Between us, Annie wanted one more shot at the Russian Market to buy souvenirs for her family, so Dylan and I said that we would meet her I the lobby at 0800 to take a tuk-tuk there. The others were undecided, but I’ve learned that “undecided” or “we’ll see in the morning” to most cadets is as good as a “no.”
I woke up at 0500 and couldn’t get back to sleep, so I grabbed my laptop, camera, and other equipment and headed outside to the pool to catch up on blog posts and processing and backing up photos. It was still dark when I made it to the breakfast area, and the staff was preparing things for breakfast and straightening around the pool area. It was peaceful and very quiet and I was able to get quite a bit done, including loading almost all of my photos onto Zenfolio and completing all of but a few post-processing tasks.

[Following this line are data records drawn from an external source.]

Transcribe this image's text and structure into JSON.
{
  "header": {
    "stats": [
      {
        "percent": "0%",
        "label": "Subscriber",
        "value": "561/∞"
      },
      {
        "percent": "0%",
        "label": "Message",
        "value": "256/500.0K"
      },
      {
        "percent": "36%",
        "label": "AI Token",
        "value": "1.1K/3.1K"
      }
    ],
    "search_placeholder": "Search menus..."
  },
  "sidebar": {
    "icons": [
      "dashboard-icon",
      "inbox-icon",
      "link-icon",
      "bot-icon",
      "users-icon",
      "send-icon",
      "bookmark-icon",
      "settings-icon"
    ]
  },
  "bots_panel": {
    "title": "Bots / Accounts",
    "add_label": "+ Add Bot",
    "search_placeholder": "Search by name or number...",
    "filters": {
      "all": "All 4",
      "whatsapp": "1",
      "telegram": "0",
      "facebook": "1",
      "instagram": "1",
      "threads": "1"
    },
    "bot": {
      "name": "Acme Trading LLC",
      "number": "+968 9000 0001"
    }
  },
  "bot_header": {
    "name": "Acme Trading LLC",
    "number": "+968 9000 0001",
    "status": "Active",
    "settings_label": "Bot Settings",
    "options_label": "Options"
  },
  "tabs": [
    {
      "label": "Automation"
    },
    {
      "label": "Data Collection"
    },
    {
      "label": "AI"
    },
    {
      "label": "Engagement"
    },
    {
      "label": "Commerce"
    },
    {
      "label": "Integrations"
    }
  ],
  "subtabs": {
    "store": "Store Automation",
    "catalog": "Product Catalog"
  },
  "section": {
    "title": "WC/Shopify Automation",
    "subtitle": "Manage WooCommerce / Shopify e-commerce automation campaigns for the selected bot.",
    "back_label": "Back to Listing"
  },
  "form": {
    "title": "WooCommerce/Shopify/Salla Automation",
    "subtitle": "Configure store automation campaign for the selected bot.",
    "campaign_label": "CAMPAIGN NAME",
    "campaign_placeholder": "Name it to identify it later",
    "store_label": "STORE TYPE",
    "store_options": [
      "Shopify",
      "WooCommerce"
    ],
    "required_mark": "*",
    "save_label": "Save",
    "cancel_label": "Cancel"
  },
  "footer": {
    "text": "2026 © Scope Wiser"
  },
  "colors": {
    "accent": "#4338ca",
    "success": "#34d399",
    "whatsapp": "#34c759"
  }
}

I enjoyed my last Plantation breakfast of fruit, yogurt shots, and their incredibly good coffee and hit a good stopping point just as Annie was arriving for breakfast—Dylan had joined me a few minutes before.
At 0800, we grabbed a tuk-tuk and went to the market. I decided to just take my 50mm f/1.8 lens (Canon’s “Nifty-Fifty”) to challenge myself with taking photos only equipped with a prime lens. I tried to get my settings right on the way over and got a few good shots, then went into the labyrinth that is the market, agreeing with Annie and Dylan that, if separated we would meet at the same entrance (by the KFC!) where we’d arrived.
We started off together and were looking in the same area—me for kids’ t-shirts and Annie for both t-shirts and some small Buddhas and jade. I bought my two t-shirts quickly, making the lucky first deal of the day with one young lady. I spent the rest of my time in and out of the stalls, passing through the “food court” and then into the produce and VERY fresh meat and seafood sections of the market, getting some keeper photos. It was a lot of fun.
The cadets were waiting on cue at 0900 and we walked through the market a little more so that I could get a cotton “boony” hat with a Cambodia emblem on it—another good wide-brimmed hat for working in Kep.